O QUE SERÁ QUE SERÁ, RESPONDA SE PUDER
Vivendo no Catar há sete anos, o curdo Mohamad Galwaii não conseguiu ingressos para a família em nenhum jogo, mas aproveitou bastante o clima multicultural formado em pontos de aglomeração de torcedores, como a Corniche. "O Catar é um país com muitos estrangeiros e vejo como positivo se abrir mais para o mundo após a Copa. Foi um evento de paz e espero que o país cresça, pois isso é bom para nós que trabalhamos aqui".
A expectativa de mais abertura divide quem vive no país. Para a brasileira Bruna Bardavid, o Catar não é tão fechado quanto muitos querem pintar, "É um lugar extremamente seguro e eu, como mulher estrangeira, ando livremente aqui, dirijo, trabalho. Eles possuem códigos culturais, como a questão do álcool, que não abrem mão e é preciso respeitar. Acredito que a Copa conseguiu atrair a atenção de muita gente que nunca tinha se interessado por aqui ou ouvido falar."
Do lado mais pessimista, a mexicana Talita Cruz, que vive no país desde 2018, acredita que, assim que o clima de Copa terminar, o Catar voltará ao seu ritmo normal, uma vez que o emir do país possui uma visão mais conversadora dos costumes. "Vimos muitos árabes e estrangeiros dividindo a faixa de areia, de biquinis e abayas. Acho difícil ver isso após o torneio, mas gostaria que algumas aberturas que a Copa trouxe ficassem."
FIM DE FESTA E GUINADA RADICAL
Em 2018, mal a França venceu a Copa, o presidente da Rússia, Vladimir Putin, aprovou, no dia seguinte a final, a nova lei da previdência, causando cortes nas aposentadorias e aumento do tempo de contribuição para se aposentar. A Rússia também esqueceu a festa da bola e entrou em uma guinada ainda mais autoritária, que culminaria na guerra contra a Ucrânia, no início de 2022. No Catar, há correntes que creem que Tamim Al-Thani, assim que o apito soar pela última vez, aumente as políticas pró-islã e contra os modos de vida do Ocidente.

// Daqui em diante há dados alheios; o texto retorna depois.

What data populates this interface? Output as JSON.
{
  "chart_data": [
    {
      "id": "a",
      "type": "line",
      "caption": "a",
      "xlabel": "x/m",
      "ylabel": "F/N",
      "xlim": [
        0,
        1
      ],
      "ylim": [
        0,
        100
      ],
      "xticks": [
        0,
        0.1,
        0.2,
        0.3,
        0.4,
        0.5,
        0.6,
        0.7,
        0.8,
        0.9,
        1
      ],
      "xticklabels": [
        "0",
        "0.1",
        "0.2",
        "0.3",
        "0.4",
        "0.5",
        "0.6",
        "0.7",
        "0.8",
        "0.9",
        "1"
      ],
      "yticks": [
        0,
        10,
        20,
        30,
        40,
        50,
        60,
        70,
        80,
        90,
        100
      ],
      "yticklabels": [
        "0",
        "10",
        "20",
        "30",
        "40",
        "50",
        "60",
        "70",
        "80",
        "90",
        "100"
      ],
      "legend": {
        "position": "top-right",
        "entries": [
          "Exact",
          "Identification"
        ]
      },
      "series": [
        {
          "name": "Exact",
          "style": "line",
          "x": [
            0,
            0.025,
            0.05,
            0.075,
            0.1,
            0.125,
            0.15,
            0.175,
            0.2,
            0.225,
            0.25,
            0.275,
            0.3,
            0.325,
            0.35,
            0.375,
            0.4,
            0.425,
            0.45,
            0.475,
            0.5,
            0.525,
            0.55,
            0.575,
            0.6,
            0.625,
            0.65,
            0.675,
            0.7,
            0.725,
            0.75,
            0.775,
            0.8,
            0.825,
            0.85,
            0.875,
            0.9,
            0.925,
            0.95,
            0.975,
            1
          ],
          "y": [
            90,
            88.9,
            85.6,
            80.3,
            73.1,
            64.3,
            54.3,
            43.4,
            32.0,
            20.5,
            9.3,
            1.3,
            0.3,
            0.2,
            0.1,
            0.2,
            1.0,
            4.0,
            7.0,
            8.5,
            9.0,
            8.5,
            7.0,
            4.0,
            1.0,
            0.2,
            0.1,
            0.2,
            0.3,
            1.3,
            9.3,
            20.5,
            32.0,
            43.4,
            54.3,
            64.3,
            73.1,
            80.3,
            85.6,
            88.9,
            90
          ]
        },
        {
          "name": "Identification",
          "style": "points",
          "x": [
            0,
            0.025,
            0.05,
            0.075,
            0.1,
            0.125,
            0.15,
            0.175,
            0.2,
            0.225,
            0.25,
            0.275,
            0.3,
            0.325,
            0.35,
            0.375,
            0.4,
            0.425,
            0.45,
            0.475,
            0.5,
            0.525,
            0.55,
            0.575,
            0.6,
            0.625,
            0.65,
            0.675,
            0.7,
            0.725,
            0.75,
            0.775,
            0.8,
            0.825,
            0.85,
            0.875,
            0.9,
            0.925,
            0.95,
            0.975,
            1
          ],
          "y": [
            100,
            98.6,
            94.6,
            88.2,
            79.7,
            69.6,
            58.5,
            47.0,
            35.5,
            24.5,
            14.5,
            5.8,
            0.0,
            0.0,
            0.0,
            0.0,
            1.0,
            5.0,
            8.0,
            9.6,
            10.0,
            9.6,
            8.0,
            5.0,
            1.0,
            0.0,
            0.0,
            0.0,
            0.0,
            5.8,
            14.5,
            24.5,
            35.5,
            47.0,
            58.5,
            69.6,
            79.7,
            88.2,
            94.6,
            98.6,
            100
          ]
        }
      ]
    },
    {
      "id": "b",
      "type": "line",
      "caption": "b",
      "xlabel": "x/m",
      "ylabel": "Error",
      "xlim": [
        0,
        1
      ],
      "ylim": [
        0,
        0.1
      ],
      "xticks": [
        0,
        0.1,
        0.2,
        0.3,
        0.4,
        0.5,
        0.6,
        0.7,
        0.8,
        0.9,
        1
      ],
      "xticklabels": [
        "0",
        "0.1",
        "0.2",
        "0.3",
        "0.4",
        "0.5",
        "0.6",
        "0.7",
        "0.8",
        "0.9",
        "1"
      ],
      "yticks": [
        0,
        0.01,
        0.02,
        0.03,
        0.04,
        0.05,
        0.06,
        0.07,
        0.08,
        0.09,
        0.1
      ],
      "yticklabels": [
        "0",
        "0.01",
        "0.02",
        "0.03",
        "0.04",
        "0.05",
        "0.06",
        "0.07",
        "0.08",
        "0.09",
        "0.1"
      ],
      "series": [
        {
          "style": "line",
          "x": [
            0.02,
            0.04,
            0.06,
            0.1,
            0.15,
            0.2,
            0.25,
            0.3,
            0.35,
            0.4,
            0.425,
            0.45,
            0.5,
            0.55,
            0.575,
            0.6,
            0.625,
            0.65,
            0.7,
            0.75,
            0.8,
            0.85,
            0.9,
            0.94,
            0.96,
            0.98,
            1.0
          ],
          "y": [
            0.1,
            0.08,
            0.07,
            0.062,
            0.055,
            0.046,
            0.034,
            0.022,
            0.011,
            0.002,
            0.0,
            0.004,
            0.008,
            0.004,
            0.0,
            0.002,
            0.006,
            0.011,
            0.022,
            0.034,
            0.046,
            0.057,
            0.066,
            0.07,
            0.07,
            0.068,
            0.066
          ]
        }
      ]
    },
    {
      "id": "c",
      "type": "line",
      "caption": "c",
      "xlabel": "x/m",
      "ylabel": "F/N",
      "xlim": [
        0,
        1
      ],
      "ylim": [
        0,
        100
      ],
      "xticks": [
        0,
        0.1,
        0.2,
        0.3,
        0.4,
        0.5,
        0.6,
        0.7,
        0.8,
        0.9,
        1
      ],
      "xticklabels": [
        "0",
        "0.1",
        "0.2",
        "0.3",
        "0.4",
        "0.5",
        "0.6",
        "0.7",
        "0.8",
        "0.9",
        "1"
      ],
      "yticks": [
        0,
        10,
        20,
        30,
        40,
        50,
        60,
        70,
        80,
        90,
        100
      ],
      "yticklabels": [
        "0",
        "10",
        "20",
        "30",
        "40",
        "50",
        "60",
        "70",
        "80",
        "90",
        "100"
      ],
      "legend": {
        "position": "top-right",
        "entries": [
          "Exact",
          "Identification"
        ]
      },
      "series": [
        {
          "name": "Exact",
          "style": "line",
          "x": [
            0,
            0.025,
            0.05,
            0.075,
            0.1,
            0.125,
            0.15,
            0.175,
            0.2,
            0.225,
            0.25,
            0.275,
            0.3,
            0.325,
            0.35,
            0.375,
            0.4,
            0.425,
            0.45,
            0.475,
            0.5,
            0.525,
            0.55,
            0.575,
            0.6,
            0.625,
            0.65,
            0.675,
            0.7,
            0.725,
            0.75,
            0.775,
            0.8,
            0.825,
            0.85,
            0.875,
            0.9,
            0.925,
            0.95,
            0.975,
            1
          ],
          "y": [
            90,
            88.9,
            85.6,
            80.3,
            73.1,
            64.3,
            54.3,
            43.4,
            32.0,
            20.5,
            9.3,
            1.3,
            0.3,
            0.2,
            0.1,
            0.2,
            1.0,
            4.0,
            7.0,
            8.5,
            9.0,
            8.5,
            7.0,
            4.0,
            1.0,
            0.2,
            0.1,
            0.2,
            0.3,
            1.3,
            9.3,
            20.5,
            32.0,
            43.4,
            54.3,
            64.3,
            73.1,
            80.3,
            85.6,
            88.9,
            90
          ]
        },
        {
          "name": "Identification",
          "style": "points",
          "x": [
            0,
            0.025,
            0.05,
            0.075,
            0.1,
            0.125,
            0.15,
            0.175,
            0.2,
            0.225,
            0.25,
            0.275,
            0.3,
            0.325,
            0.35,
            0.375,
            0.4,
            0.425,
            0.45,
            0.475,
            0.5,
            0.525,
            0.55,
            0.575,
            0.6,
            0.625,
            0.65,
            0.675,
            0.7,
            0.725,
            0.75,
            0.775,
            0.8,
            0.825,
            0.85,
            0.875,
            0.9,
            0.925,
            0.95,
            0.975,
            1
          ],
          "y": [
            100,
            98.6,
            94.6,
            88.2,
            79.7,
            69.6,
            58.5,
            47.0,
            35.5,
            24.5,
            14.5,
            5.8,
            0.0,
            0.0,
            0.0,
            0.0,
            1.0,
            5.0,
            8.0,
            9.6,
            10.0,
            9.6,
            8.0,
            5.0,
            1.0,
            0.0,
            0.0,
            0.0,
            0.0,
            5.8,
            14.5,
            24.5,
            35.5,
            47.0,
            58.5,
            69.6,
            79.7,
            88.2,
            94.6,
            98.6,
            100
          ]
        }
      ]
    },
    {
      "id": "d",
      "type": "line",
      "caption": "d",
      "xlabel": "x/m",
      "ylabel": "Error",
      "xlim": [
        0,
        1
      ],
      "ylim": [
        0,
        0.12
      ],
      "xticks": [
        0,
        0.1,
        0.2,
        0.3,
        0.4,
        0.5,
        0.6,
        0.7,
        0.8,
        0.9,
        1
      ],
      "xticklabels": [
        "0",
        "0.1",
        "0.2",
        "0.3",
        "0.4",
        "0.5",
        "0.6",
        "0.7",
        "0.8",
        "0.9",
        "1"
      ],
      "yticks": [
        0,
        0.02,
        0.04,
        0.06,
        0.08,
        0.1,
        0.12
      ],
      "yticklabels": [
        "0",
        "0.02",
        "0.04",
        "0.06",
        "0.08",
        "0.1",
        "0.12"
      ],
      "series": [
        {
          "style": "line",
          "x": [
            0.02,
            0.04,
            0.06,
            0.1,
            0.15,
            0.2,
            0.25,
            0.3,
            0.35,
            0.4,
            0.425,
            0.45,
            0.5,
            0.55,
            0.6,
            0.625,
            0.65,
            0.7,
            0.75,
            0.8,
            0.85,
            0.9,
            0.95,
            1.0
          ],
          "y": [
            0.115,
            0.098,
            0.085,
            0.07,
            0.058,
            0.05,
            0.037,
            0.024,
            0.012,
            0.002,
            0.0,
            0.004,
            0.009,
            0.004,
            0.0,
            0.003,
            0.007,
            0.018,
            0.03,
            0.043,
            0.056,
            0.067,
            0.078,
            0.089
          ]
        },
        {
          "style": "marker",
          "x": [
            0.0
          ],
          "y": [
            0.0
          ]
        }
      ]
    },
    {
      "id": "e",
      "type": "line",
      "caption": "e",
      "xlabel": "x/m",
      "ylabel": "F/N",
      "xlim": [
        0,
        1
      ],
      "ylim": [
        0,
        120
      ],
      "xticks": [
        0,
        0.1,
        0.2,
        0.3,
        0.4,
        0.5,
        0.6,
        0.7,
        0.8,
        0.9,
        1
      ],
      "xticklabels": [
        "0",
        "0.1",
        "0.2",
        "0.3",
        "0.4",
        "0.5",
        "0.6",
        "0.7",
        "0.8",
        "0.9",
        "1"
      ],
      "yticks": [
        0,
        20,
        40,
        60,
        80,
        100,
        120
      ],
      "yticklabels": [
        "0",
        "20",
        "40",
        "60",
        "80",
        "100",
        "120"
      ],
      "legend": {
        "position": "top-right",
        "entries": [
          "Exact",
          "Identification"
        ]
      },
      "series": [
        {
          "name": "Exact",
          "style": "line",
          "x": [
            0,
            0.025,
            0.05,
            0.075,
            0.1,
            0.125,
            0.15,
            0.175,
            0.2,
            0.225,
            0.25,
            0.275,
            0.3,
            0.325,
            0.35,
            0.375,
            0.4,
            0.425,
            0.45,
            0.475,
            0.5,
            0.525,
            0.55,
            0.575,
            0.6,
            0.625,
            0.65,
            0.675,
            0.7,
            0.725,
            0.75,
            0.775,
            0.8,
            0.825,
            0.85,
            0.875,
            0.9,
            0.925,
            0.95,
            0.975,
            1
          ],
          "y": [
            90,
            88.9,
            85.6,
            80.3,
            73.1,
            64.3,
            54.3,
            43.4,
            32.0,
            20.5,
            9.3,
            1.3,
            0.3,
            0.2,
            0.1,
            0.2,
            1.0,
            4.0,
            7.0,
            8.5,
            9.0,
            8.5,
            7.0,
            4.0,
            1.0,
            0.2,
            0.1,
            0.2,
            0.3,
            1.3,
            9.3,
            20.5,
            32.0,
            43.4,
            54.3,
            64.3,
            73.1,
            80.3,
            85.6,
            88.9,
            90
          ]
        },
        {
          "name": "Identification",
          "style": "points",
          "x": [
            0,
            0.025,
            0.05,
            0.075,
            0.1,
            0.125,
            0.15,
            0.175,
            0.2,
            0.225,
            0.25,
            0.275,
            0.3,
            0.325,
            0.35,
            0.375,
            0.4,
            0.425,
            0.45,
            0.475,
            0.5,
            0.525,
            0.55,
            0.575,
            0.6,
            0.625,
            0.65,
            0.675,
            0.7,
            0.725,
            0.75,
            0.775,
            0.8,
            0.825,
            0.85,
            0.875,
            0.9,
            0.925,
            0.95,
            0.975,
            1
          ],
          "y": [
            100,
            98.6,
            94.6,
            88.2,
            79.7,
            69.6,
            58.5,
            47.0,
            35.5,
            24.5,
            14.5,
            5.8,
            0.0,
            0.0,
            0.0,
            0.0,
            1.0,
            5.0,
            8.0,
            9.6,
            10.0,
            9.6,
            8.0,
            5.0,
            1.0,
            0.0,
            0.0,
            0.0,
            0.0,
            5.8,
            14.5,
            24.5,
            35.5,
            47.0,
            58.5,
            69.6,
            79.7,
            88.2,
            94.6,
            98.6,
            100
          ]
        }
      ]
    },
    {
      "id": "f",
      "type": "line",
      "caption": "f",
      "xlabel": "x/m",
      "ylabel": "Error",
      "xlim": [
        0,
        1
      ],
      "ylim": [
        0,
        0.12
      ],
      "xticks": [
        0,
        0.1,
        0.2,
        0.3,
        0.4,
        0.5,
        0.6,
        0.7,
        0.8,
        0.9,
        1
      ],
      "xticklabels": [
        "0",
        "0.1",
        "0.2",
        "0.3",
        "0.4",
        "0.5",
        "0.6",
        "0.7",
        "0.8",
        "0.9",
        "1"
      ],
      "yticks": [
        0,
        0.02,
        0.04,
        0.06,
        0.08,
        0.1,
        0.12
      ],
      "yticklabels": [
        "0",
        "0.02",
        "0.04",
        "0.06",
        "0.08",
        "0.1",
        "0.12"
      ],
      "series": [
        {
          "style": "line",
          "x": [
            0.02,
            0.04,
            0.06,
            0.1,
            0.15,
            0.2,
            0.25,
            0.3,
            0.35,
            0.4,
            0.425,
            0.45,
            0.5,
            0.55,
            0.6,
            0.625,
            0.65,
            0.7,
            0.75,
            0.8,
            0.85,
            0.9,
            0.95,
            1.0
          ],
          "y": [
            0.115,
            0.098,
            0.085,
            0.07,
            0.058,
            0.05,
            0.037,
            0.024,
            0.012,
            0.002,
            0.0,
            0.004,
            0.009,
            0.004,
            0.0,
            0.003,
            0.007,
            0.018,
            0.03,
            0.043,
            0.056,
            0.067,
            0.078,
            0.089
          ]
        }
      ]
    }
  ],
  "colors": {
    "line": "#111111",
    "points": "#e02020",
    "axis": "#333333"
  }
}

Ao mesmo tempo que há essa dúvida, o Catar seguirá investindo forte para não ser mais um destino de conexão e sim, um destino turístico, o que é um dos principais objetivos do comitê local da Copa. Neste sentido, investir pesado em infraestrutura urbana, como o metrô, sistema de ônibus e um novo aeroporto gera um legado para se tentar aumentar o fluxo de visitantes não apenas de passagem, aproveitando conexões mais longas ou stop over e sim, de estrangeiros interessados em permanecer mais tempo no país, gerar mais receitas no turismo, além de ultrapassar os 3 milhões de passaportes carimbados por ano, que é a expectativa do setor. Para efeito de comparação, o Brasil, infinitamente maior, costumava receber, antes da pandemia, seis milhões de turistas por ano. Em 2021, foram 600 mil visitantes em solo nacional segundo a Embratur.
Se o turismo é uma indústria em expansão, o retorno de desenvolvimento esportivo no Catar fica em xeque e muito do que foi erguido para o torneio desapareça da função original, que é fomentar o futebol e público nos estádios, liga mais forte e melhores atletas. Mesmo que os oito estádios sejam reformulados para evitar a criação de elefantes brancos, valerá a pena todo o investimento para montar e desmontar uma Copa temporária, que daqui um ano, terá poucos resquícios em campo e no futebol no país?